Doug Jones (March 13, 1963)
In his 18th pro fight, an undefeated Cassius Clay took on an opponent who could not only punch, but could box as smart as Clay. Jones had just come off two impressive knockout wins over Bob Foster and Zora Folley and at fight time, was ranked the #2 heavyweight contender. Before the fight, Clay had predicted a 4th round KO of Jones. It was evident that after round 4 ended with no knockout, Clay was in for a long night. Jones had made this fight as closer than anyone had thought and after 8 rounds it was anybody’s fight. Clay finally prevailed by winning rounds 9 and 10 to eke out a controversial 10 round decision. This was the first time that Clay did not win by his exact round prediction and also the first time he was received boos from the crowd, when he failed to stop Jones in round 4. Two judges had Clay by one round and the referee had him winning comfortably. This was Ring Magazine’s 1963 Fight of the Year.
Henry Cooper (June 18, 1963)
After the Jones fight, Clay went overseas to London, England to face the 29 year old British champion Henry Cooper. To his surprise, Cooper started fast and kept the pressure on throughout the first 2 rounds. Clay eventually found his range and began to pepper Cooper with stinging jabs in rounds 3 and 4. He appeared to be well on his way to his 5th round KO prediction, when all of a sudden, Cooper forced him into the ropes and exploded with a tremendous left hook at the end of round 4. Clay was dropped and dazed but was also fortunately saved by the bell.
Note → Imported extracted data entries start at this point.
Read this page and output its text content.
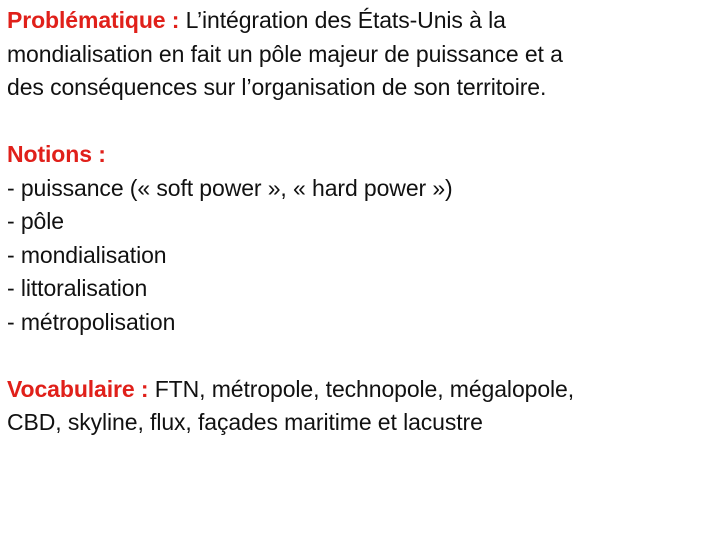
Problématique : L’intégration des États-Unis à la
mondialisation en fait un pôle majeur de puissance et a
des conséquences sur l’organisation de son territoire.
Notions :
- puissance (« soft power », « hard power »)
- pôle
- mondialisation
- littoralisation
- métropolisation
Vocabulaire : FTN, métropole, technopole, mégalopole,
CBD, skyline, flux, façades maritime et lacustre
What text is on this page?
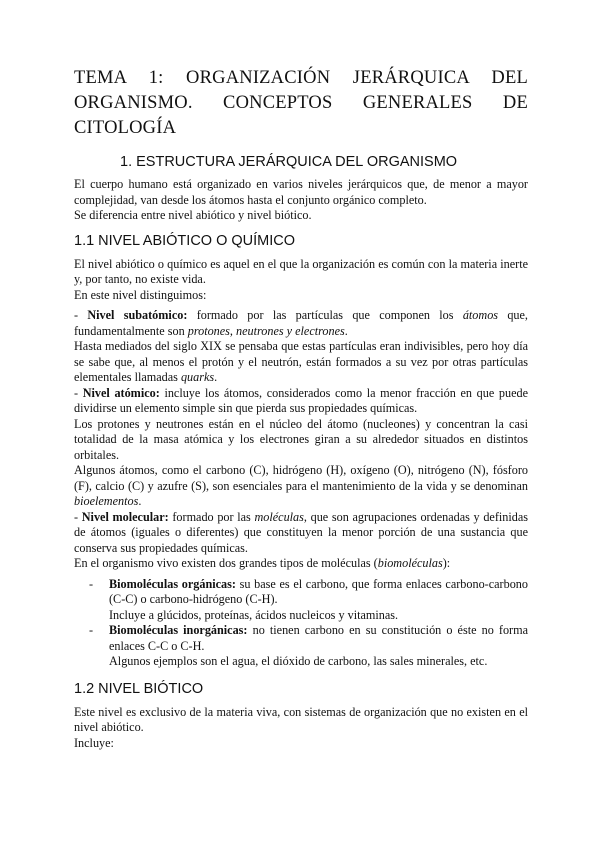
TEMA 1: ORGANIZACIÓN JERÁRQUICA DEL ORGANISMO. CONCEPTOS GENERALES DE CITOLOGÍA
1. ESTRUCTURA JERÁRQUICA DEL ORGANISMO

El cuerpo humano está organizado en varios niveles jerárquicos que, de menor a mayor complejidad, van desde los átomos hasta el conjunto orgánico completo.

Se diferencia entre nivel abiótico y nivel biótico.

1.1 NIVEL ABIÓTICO O QUÍMICO

El nivel abiótico o químico es aquel en el que la organización es común con la materia inerte y, por tanto, no existe vida.

En este nivel distinguimos:

- Nivel subatómico: formado por las partículas que componen los átomos que, fundamentalmente son protones, neutrones y electrones.

Hasta mediados del siglo XIX se pensaba que estas partículas eran indivisibles, pero hoy día se sabe que, al menos el protón y el neutrón, están formados a su vez por otras partículas elementales llamadas quarks.

- Nivel atómico: incluye los átomos, considerados como la menor fracción en que puede dividirse un elemento simple sin que pierda sus propiedades químicas.

Los protones y neutrones están en el núcleo del átomo (nucleones) y concentran la casi totalidad de la masa atómica y los electrones giran a su alrededor situados en distintos orbitales.

Algunos átomos, como el carbono (C), hidrógeno (H), oxígeno (O), nitrógeno (N), fósforo (F), calcio (C) y azufre (S), son esenciales para el mantenimiento de la vida y se denominan bioelementos.

- Nivel molecular: formado por las moléculas, que son agrupaciones ordenadas y definidas de átomos (iguales o diferentes) que constituyen la menor porción de una sustancia que conserva sus propiedades químicas.

En el organismo vivo existen dos grandes tipos de moléculas (biomoléculas):

- Biomoléculas orgánicas: su base es el carbono, que forma enlaces carbono-carbono (C-C) o carbono-hidrógeno (C-H).
Incluye a glúcidos, proteínas, ácidos nucleicos y vitaminas.
- Biomoléculas inorgánicas: no tienen carbono en su constitución o éste no forma enlaces C-C o C-H.
Algunos ejemplos son el agua, el dióxido de carbono, las sales minerales, etc.
1.2 NIVEL BIÓTICO

Este nivel es exclusivo de la materia viva, con sistemas de organización que no existen en el nivel abiótico.

Incluye:
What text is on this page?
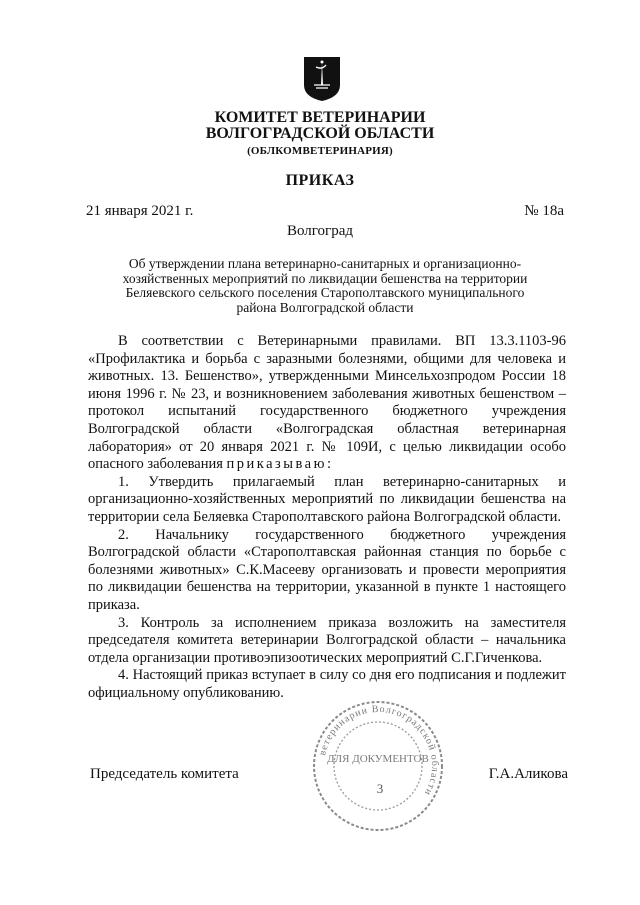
КОМИТЕТ ВЕТЕРИНАРИИ
ВОЛГОГРАДСКОЙ ОБЛАСТИ
(ОБЛКОМВЕТЕРИНАРИЯ)
ПРИКАЗ
21 января 2021 г.	№ 18а
Волгоград
Об утверждении плана ветеринарно-санитарных и организационно-
хозяйственных мероприятий по ликвидации бешенства на территории
Беляевского сельского поселения Старополтавского муниципального
района Волгоградской области

В соответствии с Ветеринарными правилами. ВП 13.3.1103-96 «Профилактика и борьба с заразными болезнями, общими для человека и животных. 13. Бешенство», утвержденными Минсельхозпродом России 18 июня 1996 г. № 23, и возникновением заболевания животных бешенством – протокол испытаний государственного бюджетного учреждения Волгоградской области «Волгоградская областная ветеринарная лаборатория» от 20 января 2021 г. № 109И, с целью ликвидации особо опасного заболевания приказываю:

1. Утвердить прилагаемый план ветеринарно-санитарных и организационно-хозяйственных мероприятий по ликвидации бешенства на территории села Беляевка Старополтавского района Волгоградской области.

2. Начальнику государственного бюджетного учреждения Волгоградской области «Старополтавская районная станция по борьбе с болезнями животных» С.К.Масееву организовать и провести мероприятия по ликвидации бешенства на территории, указанной в пункте 1 настоящего приказа.

3. Контроль за исполнением приказа возложить на заместителя председателя комитета ветеринарии Волгоградской области – начальника отдела организации противоэпизоотических мероприятий С.Г.Гиченкова.

4. Настоящий приказ вступает в силу со дня его подписания и подлежит официальному опубликованию.

Председатель комитета	Г.А.Аликова
ветеринарии Волгоградской области
ДЛЯ ДОКУМЕНТОВ
3
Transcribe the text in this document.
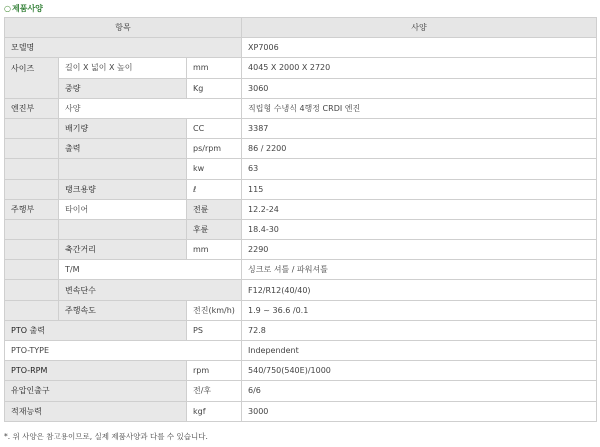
○제품사양
항목			사양
모델명			XP7006
사이즈	길이 X 넓이 X 높이	mm	4045 X 2000 X 2720
	중량	Kg	3060
엔진부	사양		직립형 수냉식 4행정 CRDI 엔진
	배기량	CC	3387
	출력	ps/rpm	86 / 2200
		kw	63
	탱크용량	ℓ	115
주행부	타이어	전륜	12.2-24
		후륜	18.4-30
	축간거리	mm	2290
	T/M		싱크로 셔틀 / 파워셔틀
	변속단수		F12/R12(40/40)
	주행속도	전진(km/h)	1.9 ~ 36.6 /0.1
PTO 출력		PS	72.8
PTO-TYPE			Independent
PTO-RPM		rpm	540/750(540E)/1000
유압인출구		전/후	6/6
적재능력		kgf	3000
*. 위 사양은 참고용이므로, 실제 제품사양과 다를 수 있습니다.
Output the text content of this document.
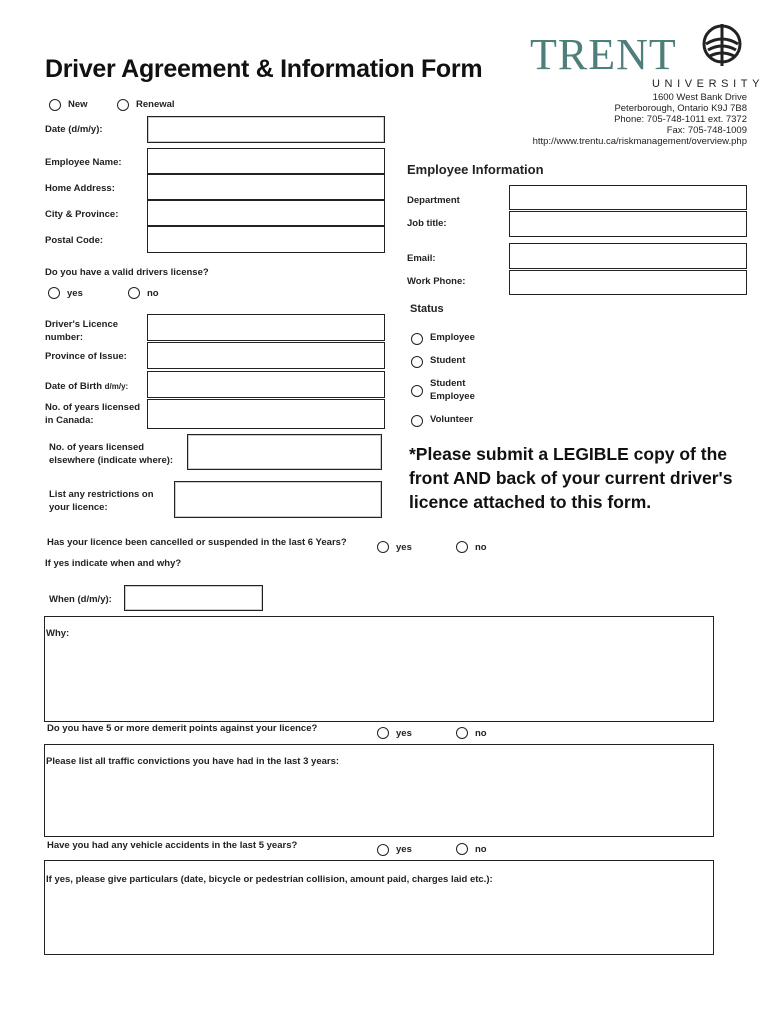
Driver Agreement & Information Form TRENT
UNIVERSITY
1600 West Bank Drive
Peterborough, Ontario K9J 7B8
Phone: 705-748-1011 ext. 7372
Fax: 705-748-1009
http://www.trentu.ca/riskmanagement/overview.php
New	Renewal
Date (d/m/y):
Employee Name:
Home Address:
City & Province:
Postal Code:
Do you have a valid drivers license?
yes	no
Driver's Licence number:
Province of Issue:
Date of Birth d/m/y:
No. of years licensed in Canada:
No. of years licensed elsewhere (indicate where):
List any restrictions on your licence:
Employee Information
Department
Job title:
Email:
Work Phone:
Status
Employee
Student
Student Employee
Volunteer
*Please submit a LEGIBLE copy of the front AND back of your current driver's licence attached to this form.
Has your licence been cancelled or suspended in the last 6 Years?	yes	no
If yes indicate when and why?
When (d/m/y):
Why:
Do you have 5 or more demerit points against your licence?	yes	no
Please list all traffic convictions you have had in the last 3 years:
Have you had any vehicle accidents in the last 5 years?	yes	no
If yes, please give particulars (date, bicycle or pedestrian collision, amount paid, charges laid etc.):
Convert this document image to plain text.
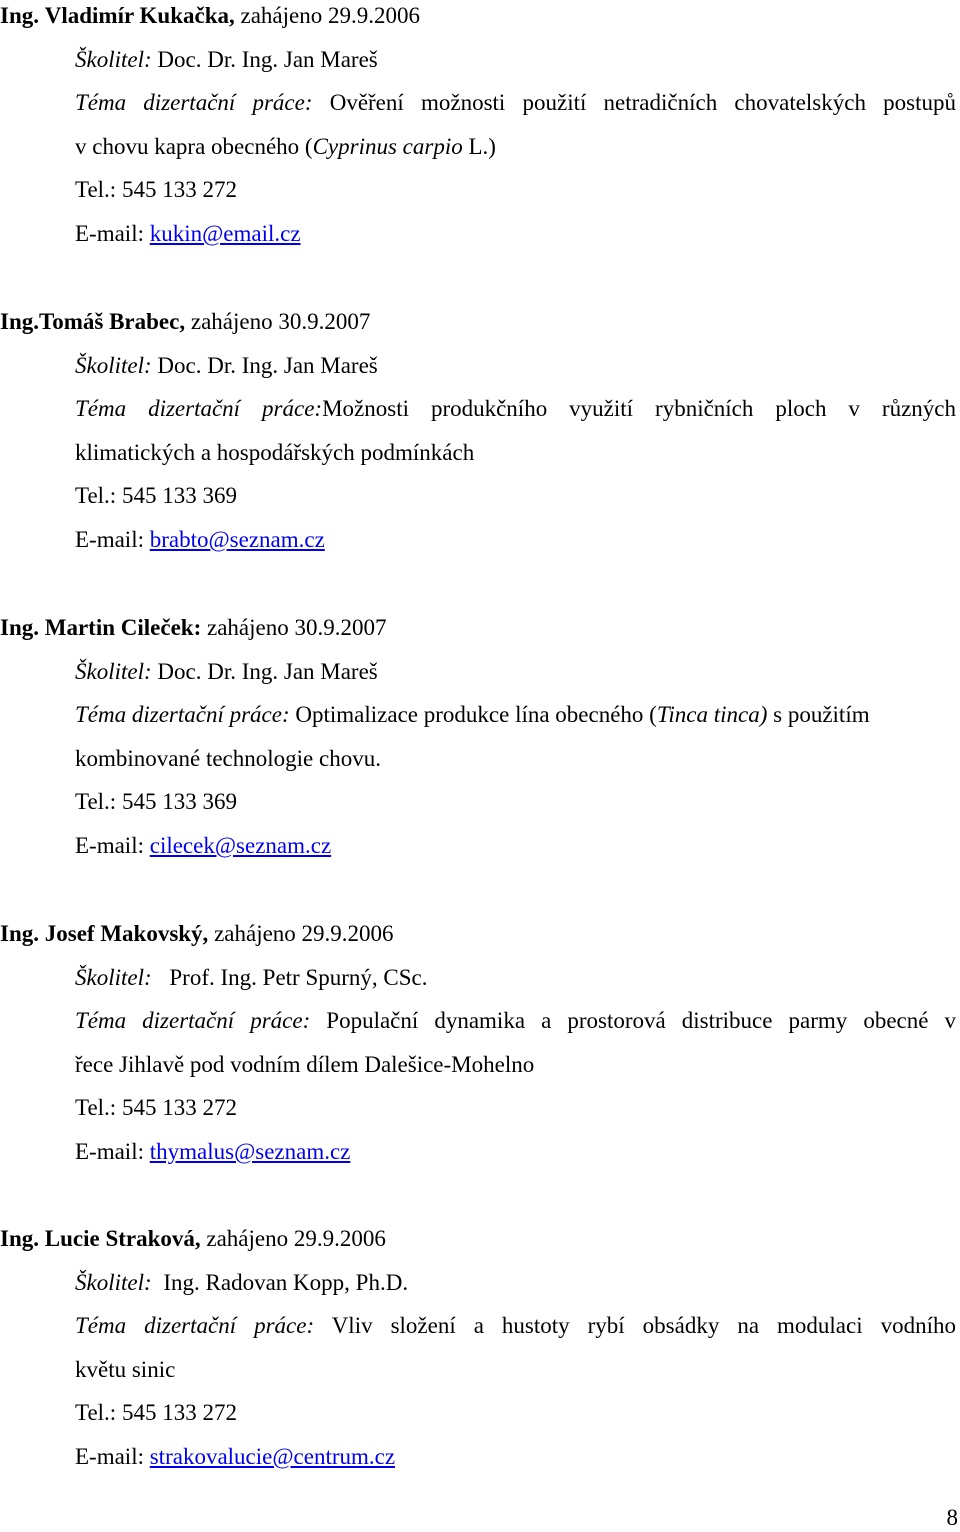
Ing. Vladimír Kukačka, zahájeno 29.9.2006
Školitel: Doc. Dr. Ing. Jan Mareš
Téma dizertační práce: Ověření možnosti použití netradičních chovatelských postupů
v chovu kapra obecného (Cyprinus carpio L.)
Tel.: 545 133 272
E-mail: kukin@email.cz
Ing.Tomáš Brabec, zahájeno 30.9.2007
Školitel: Doc. Dr. Ing. Jan Mareš
Téma dizertační práce:Možnosti produkčního využití rybničních ploch v různých
klimatických a hospodářských podmínkách
Tel.: 545 133 369
E-mail: brabto@seznam.cz
Ing. Martin Cileček: zahájeno 30.9.2007
Školitel: Doc. Dr. Ing. Jan Mareš
Téma dizertační práce: Optimalizace produkce lína obecného (Tinca tinca) s použitím
kombinované technologie chovu.
Tel.: 545 133 369
E-mail: cilecek@seznam.cz
Ing. Josef Makovský, zahájeno 29.9.2006
Školitel: Prof. Ing. Petr Spurný, CSc.
Téma dizertační práce: Populační dynamika a prostorová distribuce parmy obecné v
řece Jihlavě pod vodním dílem Dalešice-Mohelno
Tel.: 545 133 272
E-mail: thymalus@seznam.cz
Ing. Lucie Straková, zahájeno 29.9.2006
Školitel: Ing. Radovan Kopp, Ph.D.
Téma dizertační práce: Vliv složení a hustoty rybí obsádky na modulaci vodního
květu sinic
Tel.: 545 133 272
E-mail: strakovalucie@centrum.cz
8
That was the closest he ever came to a pure knockout loss that I personally ever witnessed throughout his career. Clay was hurt as he staggered back to his corner. At that exact moment, with trainer Anglo Dundee realizing the circumstances, quickly sat Clay down on his stool and intentionally cut the padding sticking out from the gloves. Precious time was gained for Clay to recover as new gloves were brought in. This proved all he needed to revive himself and began the 5th round in quick fashion and ultimately had Cooper bleeding so profusely, that he referee stopped the bout.
Ken Norton (September 28, 1976)
This was the rubber match between Ali and Norton. Each had won by split decision in their previous encounters. The stage this time was huge – Yankee Stadium, New York – for the heavyweight championship of the world. Norton was the #1 contender for Ali’s title and was coming off seven straight knockout wins since losing to George Foreman two and a half years prior. As in their two previous fights, Norton’s awkward style and aggression troubled Ali. After the 15th round, Norton was so sure that he won, he followed Ali to his corner and taunted him. As we waited for the decision, most ringside observers, including myself watching on closed circuit TV, thought we had a new champion. When the official scorecards were read, Harold Lederman and Barney Smith had Ali wining by one round (8-7), and referee Arthur Mercante had Ali wining by two rounds (8-6-1) in what to turned out to be Ali’s closest decision win.